Search code examples
bashshellparsingtextcut

An alternative: cut -d <string>?


When I type ls I get:

aedes_aegypti_upstream_dremeready_all_simpleMasked_random.fasta
anopheles_albimanus_upstream_dremeready_all_simpleMasked_random.fasta
anopheles_arabiensis_upstream_dremeready_all_simpleMasked_random.fasta
anopheles_stephensi_upstream_dremeready_all_simpleMasked_random.fasta
culex_quinquefasciatus_upstream_dremeready_all_simpleMasked_random.fasta

I want to pipe this into cut (or via some alternative way) so that I only get:

aedes_aegypti
anopheles_albimanus
anopheles_arabiensis
anopheles_stephensi
culex_quinquefasciatus

If cut would accept a string (multiple characters) as it's delimiter then I could use:

cut -d "_upstream_" -f1

But that is not permitted as cut only takes single characters as delimiters.


Solution

  • awk does allow a string as delimiter:

    $ awk -F"_upstream_" '{print $1}' file
    aedes_aegypti
    anopheles_albimanus
    anopheles_arabiensis
    anopheles_stephensi
    culex_quinquefasciatus
    drosophila_melanogaster
    

    Note for the given input you can also use cut with _ as delimiter and print first two records:

    $ cut -d'_' -f-2 file
    aedes_aegypti
    anopheles_albimanus
    anopheles_arabiensis
    anopheles_stephensi
    culex_quinquefasciatus
    drosophila_melanogaster
    

    sed and grep can also make it.
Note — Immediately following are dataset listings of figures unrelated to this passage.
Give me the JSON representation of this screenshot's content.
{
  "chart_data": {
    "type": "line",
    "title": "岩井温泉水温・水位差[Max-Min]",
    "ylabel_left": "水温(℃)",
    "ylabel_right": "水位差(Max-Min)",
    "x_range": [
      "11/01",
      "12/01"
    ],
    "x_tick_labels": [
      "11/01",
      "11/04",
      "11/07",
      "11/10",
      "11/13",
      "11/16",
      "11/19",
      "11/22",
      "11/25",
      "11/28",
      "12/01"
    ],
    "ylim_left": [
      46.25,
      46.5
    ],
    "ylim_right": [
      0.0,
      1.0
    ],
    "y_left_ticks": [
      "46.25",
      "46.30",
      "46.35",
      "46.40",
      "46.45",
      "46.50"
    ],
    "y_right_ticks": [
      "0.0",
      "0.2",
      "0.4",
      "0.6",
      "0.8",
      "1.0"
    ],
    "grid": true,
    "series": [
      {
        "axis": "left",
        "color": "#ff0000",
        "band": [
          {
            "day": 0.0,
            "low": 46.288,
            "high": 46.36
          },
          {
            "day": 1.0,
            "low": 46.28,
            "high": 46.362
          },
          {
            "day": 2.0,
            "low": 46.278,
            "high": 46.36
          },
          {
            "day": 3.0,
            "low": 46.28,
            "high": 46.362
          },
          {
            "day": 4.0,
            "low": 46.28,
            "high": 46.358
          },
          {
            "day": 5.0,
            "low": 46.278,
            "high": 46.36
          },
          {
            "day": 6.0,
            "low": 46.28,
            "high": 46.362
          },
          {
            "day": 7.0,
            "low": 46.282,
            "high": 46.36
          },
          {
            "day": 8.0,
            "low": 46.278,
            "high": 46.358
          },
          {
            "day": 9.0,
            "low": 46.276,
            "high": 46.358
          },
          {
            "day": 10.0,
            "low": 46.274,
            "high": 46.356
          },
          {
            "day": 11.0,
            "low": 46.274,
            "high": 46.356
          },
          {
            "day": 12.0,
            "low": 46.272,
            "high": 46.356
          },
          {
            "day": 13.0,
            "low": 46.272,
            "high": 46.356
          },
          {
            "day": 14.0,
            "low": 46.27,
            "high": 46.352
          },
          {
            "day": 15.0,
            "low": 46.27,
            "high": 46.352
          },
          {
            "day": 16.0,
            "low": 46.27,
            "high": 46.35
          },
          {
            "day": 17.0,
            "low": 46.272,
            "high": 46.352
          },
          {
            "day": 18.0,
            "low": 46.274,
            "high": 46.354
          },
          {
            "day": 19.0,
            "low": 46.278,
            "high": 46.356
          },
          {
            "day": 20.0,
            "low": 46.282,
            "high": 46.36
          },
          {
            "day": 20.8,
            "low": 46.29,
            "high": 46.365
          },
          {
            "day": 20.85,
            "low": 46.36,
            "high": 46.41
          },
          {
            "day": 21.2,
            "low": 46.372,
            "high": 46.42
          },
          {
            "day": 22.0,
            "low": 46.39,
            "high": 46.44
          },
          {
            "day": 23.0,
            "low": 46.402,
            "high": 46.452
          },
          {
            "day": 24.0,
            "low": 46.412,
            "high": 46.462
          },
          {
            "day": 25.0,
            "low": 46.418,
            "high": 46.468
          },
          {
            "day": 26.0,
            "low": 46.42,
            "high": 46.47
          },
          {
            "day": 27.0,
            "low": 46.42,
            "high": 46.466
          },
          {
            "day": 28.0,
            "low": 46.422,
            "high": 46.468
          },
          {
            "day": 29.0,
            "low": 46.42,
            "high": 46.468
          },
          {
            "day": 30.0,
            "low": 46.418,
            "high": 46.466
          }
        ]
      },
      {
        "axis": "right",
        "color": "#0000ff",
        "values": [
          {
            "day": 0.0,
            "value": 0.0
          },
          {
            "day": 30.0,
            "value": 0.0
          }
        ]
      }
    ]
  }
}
For example, this grep uses a look-ahead to print everything from the beginning of the line until you find _upstream:

    $ grep -Po '^\w*(?=_upstream)' file
    aedes_aegypti
    anopheles_albimanus
    anopheles_arabiensis
    anopheles_stephensi
    culex_quinquefasciatus
    drosophila_melanogaster